Nowruz begins at the spring equinox, when the sun crosses the equator and day and night are equal length.
It is mainly celebrated in Iran, Afghanistan, the Kurdish regions of Iraq and Turkey as well as by Parsis in India and diaspora communities around the rest of the world.
This year - which in the Persian calendar is the year 1400 - celebrations in many places have had to take place amid coronavirus restrictions.
In this Covid-19 ward in Firoozabadi hospital, Tehran, healthcare workers celebrated with their patients by setting up a ceremonial table covered with symbolic food items.

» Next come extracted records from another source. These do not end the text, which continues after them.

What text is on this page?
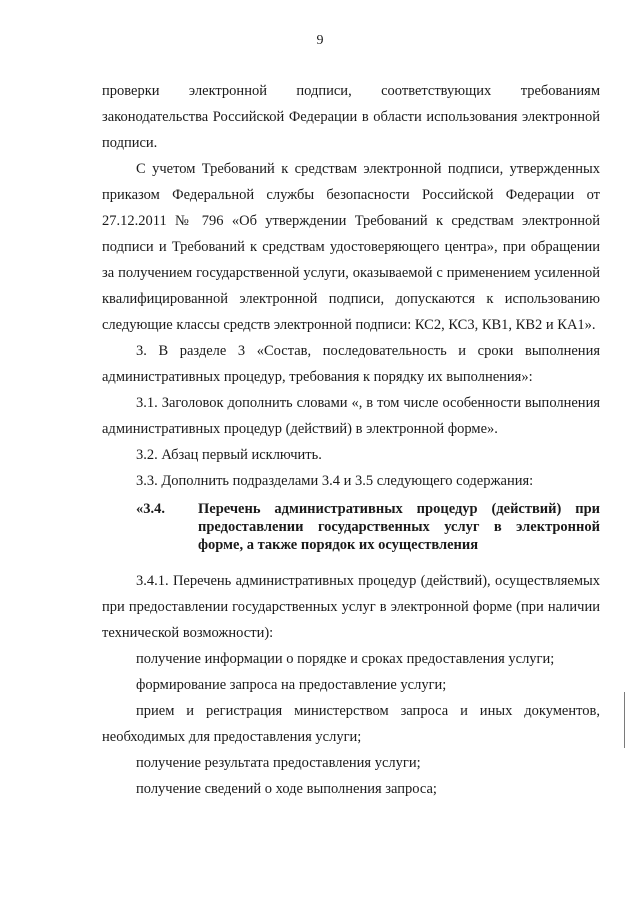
9

проверки электронной подписи, соответствующих требованиям законодательства Российской Федерации в области использования электронной подписи.

С учетом Требований к средствам электронной подписи, утвержденных приказом Федеральной службы безопасности Российской Федерации от 27.12.2011 № 796 «Об утверждении Требований к средствам электронной подписи и Требований к средствам удостоверяющего центра», при обращении за получением государственной услуги, оказываемой с применением усиленной квалифицированной электронной подписи, допускаются к использованию следующие классы средств электронной подписи: КС2, КС3, КВ1, КВ2 и КА1».

3. В разделе 3 «Состав, последовательность и сроки выполнения административных процедур, требования к порядку их выполнения»:

3.1. Заголовок дополнить словами «, в том числе особенности выполнения административных процедур (действий) в электронной форме».

3.2. Абзац первый исключить.

3.3. Дополнить подразделами 3.4 и 3.5 следующего содержания:

«3.4.	Перечень административных процедур (действий) при предоставлении государственных услуг в электронной форме, а также порядок их осуществления

3.4.1. Перечень административных процедур (действий), осуществляемых при предоставлении государственных услуг в электронной форме (при наличии технической возможности):

получение информации о порядке и сроках предоставления услуги;

формирование запроса на предоставление услуги;

прием и регистрация министерством запроса и иных документов, необходимых для предоставления услуги;

получение результата предоставления услуги;

получение сведений о ходе выполнения запроса;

Healthcare workers in Tehran have been trying to help their Covid patients celebrate Nowruz
In Tajrish Square, one of the busiest parts of Tehran, people bought food and other items from the market.

Unripe almonds are sold in preparation for the day
Traditionally in Iran, people decorate a Nowruz table with - among other things - goldfish, wheat grass, candles and mirrors.

Goldfish are used to decorate ceremonial tables on Nowruz
In Turkey, thousands of Kurdish people celebrated in Istanbul with music and dancing.

Thousands of Kurdish people in Turkey celebrated in Istanbul

The day was marked with music and dancing on the streets
India's Parsi community marked the day by going to Zoroastrian fire temples. Here, a father takes his son to a temple in Mumbai's Tardeo neighbourhood.

A father and son visit a Zoroastrian fire temple in Mumbai
In Srinagar, in Indian-administered Kashmir, people had leech treatment. Every year on Nowruz, Kashmiri healers apply leeches which they say can suck impure blood out of people with health conditions.

This leech treatment was done on the banks of Dal Lake in Srinagar
And after sunset in the Iraqi Kurdish town of Akra, people carried fire torches and set off fireworks.